Leinster's Ryan has finally landed
Lock on track for Ireland in November
"Take your parachute and jump, you're gonna' have to take flight." - Something Happens
Tom Dunne's lyric from his band's 1990 hit song should have been channelled through James Ryan's headphones, if he wore any, as Montpellier loomed large at The RDS last Saturday.
It is one thing to be parachuted in behind enemy lines to complete a top-secret mission.
It is quite another to be dropped in front of 16,000 Leinster supporters and a hulking enemy, right into the line of fire of gargantuan men like Jacques du Plessis.
There was nowhere to run to, other than straight into the belly of the beast, and nowhere to hide from what coach Leo Cullen nominated as the biggest team in the world.
Leinster's main summer signing Scott Fardy had been re-routed to be at the side of his wife Penelope when she went into labour to give birth to baby boy August on Saturday, leaving Cullen with a decision to make.
It brought to mind two previous occasions on which men were introduced late in the day to contrasting fortune and reaction.
When number eight Jamie Heaslip pulled up lame, Ireland coach Joe Schmidt had to call on Peter O'Mahony five minutes before the start of a Six Nations match last March.
The flanker went on to be Man of the Match by destroying England's revered Saracens-led lineout.
From there, he was granted British & Irish Lions status by Warren Gatland and kicked-on to captain The Lions into the first test against the world champion All Blacks.
Michael Bent had just landed in Dublin when he was brought out to Carton House and handed an Ireland shirt due to a crisis in prop options.
There were 11 minutes against South Africa on November 10, 2012 amid much rancour, Bent taking his Leinster bow three weeks later against Zebre.
Since then, the tight-head has been an under-rated piece of the furniture at Leinster, closing out Montpellier on Saturday with a 76th minute scrum penalty.
You can only imagine the disappointment of Ross Molony when Ryan landed in from outside the squad of 23 to start beside Devin Toner.
"That's what we had prepped during the week as well," said Cullen.
"It's just a combination of things.
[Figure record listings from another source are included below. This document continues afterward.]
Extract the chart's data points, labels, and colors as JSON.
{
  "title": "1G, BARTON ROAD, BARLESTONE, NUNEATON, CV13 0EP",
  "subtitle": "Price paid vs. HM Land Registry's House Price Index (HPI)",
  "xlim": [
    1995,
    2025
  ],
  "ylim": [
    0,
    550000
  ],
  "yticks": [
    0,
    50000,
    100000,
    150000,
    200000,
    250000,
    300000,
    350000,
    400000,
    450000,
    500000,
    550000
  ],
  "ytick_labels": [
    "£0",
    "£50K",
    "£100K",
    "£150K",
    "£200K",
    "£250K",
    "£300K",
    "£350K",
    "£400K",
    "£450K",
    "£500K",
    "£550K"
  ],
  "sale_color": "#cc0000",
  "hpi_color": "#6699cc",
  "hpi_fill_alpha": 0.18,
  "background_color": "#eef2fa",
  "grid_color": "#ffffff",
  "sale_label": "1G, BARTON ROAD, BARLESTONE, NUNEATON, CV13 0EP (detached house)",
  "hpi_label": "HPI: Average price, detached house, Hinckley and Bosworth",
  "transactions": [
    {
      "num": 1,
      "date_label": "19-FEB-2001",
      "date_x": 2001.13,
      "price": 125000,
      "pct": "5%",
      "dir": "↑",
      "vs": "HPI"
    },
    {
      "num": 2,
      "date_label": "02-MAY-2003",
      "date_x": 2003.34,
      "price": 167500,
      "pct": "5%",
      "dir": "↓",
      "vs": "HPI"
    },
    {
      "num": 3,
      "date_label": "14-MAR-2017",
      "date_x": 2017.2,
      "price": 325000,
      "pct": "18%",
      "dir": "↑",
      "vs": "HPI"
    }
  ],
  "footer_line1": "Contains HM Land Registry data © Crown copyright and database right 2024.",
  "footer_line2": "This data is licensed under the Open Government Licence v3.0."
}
James had done a lot of Scott's roles during the week.
"Ross and Dev' are quite similar as players, so you need that bit of a contrast.
"Ross had done a lot of the calling role, obviously he steps in if he needs to at the end there as well because it's James' first game back in a few weeks as well."
It was a judgement call that bore fruit.
Ryan ranked as high as third on the tackle charts for the 64 minutes he lasted.
He had the highest tally of tackles made out of just four players who missed none, making 15 against Toner's next best 14.
He was also listed as the only forward to make a clean break, careering on in the second-half, and matched Jack Conan up front in beating two defenders.
"I thought he was very strong in contact James," reviewed Cullen.
"He's a good athlete, has a good engine."
The impressive 21-year-old has already mastered the art of tackling low, no mean feat for a tall man standing 6'7".
"It's tough trying to take down a lot of those big guys, but I thought he did well," continued Cullen.
"Scott has a tonne of experience and it's hard to replace that.
"But, James has got his first taste of European rugby which is great to get through.
"I thought he acquitted himself really, really well."
Ryan stands apart as a super-focussed man of tunnel-vision, when it comes to rugby, with his mind-set on leaving nothing to chance.
Don't forget Joe Schmidt awarded Ryan his international debut in the summer before he had taken one step in a Leinster shirt.
A Grade-3 hamstring struck last November to wipe out the rest of last season for his province.
He had just 100 minutes of PRO14 rugby in his legs from the last quarter against The Dragons and the full 80 against Southern Kings when parachuted into the Champions Cup.
The eagle has indeed finally landed.